A vaccine that could save dozens of newborn babies in Britain from dying every year – and many thousands across the globe – is just five years away, say British scientists.
The common bacteria Group B Streptococcus – or ‘GBS’ – kills at least 40 babies in the UK annually. A similar number survive serious infection but go on to suffer severe lifelong disability due to meningitis triggered by the bug.
But now NHS medics are making progress in the battle to create a vaccine that would protect pregnant women -and their unborn children – against it.
Professor Paul Heath, head of the Vaccine Institute at St George’s, University of London, said: ‘It’s hard to make predictions but it’s likely to be available within the next five years.’
GBS is very common and one in four pregnant women carry it. Most do so without it harming them or their babies. However, it can be passed on during childbirth and about one in 1,000 births result in active infection – where the baby falls ill. The consequences can be devastating.
Antibiotics are given in NHS hospitals to women deemed to be at ‘high risk’ of carrying the bug. However, this approach misses many women classed as ‘low risk’ who actually harbour it, while antibiotics do not protect against cases that develop after the first week of a baby’s life.
Prof Heath said: ‘It is clear that we need an effective vaccine to protect UK infants against GBS infection – an infection that results in meningitis, sepsis and pneumonia in young infants – causing over 800 cases every year.’
The idea is to vaccinate pregnant women from 28 weeks, prompting them to develop antibodies against GBS which are then passed to the unborn child, so it develops immunity in utero. The existing whooping cough vaccine works in this way. Prof Heath said research found most women would be happy to receive a GBS vaccine if told about the dangers of the bacteria, while it should also be cost-effective.
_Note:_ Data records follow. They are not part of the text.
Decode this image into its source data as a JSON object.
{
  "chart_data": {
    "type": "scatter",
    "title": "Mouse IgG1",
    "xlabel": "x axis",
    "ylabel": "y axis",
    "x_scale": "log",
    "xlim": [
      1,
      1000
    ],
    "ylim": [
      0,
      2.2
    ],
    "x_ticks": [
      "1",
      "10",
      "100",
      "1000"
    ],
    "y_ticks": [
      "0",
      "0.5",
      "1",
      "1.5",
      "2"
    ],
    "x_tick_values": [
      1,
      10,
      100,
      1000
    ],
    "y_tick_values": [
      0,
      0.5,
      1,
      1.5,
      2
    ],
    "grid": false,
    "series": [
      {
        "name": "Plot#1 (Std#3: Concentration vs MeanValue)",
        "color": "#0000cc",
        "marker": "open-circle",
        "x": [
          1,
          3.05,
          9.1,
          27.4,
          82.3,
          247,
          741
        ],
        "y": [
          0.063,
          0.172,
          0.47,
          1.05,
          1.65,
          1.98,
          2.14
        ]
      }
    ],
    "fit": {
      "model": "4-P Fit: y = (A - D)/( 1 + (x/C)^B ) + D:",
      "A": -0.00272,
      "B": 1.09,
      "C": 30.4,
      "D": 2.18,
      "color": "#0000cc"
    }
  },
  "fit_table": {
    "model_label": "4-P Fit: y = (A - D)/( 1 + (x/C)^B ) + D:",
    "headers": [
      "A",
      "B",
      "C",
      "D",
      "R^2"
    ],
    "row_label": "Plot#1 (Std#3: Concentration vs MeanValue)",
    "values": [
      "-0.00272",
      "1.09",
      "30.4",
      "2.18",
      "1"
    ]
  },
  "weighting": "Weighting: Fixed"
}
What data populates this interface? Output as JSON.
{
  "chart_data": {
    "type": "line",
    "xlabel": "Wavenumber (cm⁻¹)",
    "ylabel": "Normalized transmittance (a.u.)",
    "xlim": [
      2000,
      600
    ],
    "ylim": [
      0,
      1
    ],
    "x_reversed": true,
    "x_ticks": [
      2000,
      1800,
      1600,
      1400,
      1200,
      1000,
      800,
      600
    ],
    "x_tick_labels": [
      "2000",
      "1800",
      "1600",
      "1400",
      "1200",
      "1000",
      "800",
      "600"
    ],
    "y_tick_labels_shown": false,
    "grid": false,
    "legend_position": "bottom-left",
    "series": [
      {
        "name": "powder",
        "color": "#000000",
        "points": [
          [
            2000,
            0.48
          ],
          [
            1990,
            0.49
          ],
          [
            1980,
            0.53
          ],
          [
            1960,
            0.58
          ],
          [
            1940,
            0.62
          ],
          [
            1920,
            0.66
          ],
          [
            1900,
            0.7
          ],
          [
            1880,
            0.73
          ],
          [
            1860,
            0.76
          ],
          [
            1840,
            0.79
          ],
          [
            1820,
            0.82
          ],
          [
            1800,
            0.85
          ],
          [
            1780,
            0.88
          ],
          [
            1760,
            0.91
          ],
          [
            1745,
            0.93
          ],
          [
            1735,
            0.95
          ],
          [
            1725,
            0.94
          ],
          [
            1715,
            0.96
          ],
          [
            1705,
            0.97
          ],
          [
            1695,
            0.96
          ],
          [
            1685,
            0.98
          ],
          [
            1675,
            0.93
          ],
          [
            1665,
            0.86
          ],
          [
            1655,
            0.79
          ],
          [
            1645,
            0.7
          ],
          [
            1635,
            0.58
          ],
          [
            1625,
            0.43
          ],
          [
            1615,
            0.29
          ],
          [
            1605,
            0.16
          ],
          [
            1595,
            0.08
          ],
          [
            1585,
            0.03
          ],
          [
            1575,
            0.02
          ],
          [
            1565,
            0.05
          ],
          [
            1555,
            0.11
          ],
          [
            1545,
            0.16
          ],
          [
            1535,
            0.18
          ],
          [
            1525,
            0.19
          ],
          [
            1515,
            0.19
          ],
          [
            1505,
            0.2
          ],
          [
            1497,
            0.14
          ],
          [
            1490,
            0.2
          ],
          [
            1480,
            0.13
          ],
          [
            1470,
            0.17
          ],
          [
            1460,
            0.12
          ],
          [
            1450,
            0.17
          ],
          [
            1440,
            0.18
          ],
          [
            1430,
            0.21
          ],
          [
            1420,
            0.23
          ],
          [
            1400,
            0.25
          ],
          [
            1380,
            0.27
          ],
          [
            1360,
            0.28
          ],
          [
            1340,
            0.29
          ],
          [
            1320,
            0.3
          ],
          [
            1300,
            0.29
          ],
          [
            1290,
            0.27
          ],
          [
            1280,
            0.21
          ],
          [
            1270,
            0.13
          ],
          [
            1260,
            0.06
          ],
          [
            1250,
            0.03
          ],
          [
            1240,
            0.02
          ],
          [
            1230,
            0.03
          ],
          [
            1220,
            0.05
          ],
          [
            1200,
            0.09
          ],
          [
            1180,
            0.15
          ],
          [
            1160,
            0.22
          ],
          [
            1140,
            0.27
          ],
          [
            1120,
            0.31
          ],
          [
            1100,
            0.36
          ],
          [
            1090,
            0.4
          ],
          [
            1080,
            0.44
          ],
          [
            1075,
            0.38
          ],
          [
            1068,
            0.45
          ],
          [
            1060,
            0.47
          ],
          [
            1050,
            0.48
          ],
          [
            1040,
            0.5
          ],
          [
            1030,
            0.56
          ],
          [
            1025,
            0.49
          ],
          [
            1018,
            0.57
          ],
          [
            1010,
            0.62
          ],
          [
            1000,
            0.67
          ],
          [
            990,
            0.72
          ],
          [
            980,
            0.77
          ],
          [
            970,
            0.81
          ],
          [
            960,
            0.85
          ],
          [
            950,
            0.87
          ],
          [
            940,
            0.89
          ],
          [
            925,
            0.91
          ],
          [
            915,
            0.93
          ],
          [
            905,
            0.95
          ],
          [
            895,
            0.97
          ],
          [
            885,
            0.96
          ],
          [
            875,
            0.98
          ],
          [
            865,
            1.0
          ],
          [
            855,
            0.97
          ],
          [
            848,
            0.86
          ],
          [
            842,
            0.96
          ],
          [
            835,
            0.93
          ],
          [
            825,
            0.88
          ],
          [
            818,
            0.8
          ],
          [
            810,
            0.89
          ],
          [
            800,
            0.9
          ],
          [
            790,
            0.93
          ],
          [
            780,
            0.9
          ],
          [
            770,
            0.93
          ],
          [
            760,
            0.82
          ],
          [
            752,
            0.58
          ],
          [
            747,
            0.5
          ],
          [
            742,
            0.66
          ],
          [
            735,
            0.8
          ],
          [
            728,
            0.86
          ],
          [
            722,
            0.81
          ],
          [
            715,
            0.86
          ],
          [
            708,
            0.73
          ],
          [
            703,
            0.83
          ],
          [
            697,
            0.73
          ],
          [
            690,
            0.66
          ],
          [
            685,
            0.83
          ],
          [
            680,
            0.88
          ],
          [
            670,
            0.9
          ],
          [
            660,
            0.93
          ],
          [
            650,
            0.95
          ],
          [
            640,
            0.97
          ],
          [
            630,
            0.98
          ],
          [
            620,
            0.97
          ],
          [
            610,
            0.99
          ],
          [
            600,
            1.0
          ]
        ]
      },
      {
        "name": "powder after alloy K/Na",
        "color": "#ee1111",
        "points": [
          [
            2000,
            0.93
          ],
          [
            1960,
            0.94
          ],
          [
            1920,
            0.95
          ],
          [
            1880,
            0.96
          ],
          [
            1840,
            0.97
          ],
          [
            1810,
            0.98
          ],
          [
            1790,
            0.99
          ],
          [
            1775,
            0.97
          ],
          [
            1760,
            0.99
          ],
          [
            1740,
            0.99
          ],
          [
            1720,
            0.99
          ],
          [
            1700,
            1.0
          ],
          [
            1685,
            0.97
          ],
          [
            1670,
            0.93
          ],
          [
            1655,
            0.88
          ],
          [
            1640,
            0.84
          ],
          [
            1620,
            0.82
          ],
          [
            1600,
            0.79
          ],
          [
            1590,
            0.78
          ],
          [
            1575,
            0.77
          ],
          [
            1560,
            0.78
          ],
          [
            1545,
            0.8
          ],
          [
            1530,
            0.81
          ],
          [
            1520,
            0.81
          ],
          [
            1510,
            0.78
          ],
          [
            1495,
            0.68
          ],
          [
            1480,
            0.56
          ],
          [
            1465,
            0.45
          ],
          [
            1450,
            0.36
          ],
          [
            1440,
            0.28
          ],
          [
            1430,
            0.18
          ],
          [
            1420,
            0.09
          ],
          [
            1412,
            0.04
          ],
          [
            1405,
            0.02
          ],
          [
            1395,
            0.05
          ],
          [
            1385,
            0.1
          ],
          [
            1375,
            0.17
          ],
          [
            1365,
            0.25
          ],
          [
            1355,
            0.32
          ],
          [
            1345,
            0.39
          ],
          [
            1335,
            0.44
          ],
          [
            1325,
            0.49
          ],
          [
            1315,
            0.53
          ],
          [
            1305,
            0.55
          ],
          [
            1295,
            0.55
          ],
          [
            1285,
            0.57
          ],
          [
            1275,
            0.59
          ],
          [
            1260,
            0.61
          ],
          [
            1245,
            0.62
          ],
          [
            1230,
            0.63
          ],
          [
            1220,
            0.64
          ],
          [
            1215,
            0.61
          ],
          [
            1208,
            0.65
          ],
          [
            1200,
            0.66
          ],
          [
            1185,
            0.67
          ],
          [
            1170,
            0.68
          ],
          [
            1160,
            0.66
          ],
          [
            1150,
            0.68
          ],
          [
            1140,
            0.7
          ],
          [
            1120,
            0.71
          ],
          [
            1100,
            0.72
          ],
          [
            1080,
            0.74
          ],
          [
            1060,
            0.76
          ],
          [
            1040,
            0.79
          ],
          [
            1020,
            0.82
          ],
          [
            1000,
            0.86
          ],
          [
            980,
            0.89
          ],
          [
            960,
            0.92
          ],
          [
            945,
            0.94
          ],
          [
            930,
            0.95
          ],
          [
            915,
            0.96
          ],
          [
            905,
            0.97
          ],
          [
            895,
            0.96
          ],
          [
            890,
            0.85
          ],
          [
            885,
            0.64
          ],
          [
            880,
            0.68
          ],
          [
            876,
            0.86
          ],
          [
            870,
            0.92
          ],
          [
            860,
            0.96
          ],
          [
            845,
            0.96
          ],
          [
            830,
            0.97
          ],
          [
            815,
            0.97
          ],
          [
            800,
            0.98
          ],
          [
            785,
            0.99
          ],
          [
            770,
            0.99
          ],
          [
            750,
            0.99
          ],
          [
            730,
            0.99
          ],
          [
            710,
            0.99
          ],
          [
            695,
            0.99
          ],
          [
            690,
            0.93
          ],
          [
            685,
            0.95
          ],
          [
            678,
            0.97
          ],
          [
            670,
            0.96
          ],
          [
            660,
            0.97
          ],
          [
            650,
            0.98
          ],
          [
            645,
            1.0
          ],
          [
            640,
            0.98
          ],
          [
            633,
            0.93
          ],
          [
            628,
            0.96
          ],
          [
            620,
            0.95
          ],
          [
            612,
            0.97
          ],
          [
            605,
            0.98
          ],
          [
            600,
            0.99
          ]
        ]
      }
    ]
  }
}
The team at St George’s, funded by the NHS’s National Institute for Health Research, is currently trying to determine what levels of antibodies are required in mother and child to provide sufficient protection against GBS. This information will be used to help vaccine development around the world.
When a jab becomes available it could have a hugely positive impact: GBS is estimated to cause 66,000 infant deaths per year around the world and another 41,000 stillbirths.
Jane Plump, chief executive of the charity Group B Strep Support, said: ‘A maternal vaccine against group B Strep infection would save money, lives and heartache. At the moment, too many families are suffering the grief that group B Strep infection causes – and a vaccine could consign most of these infections to the past. It can’t come soon enough.’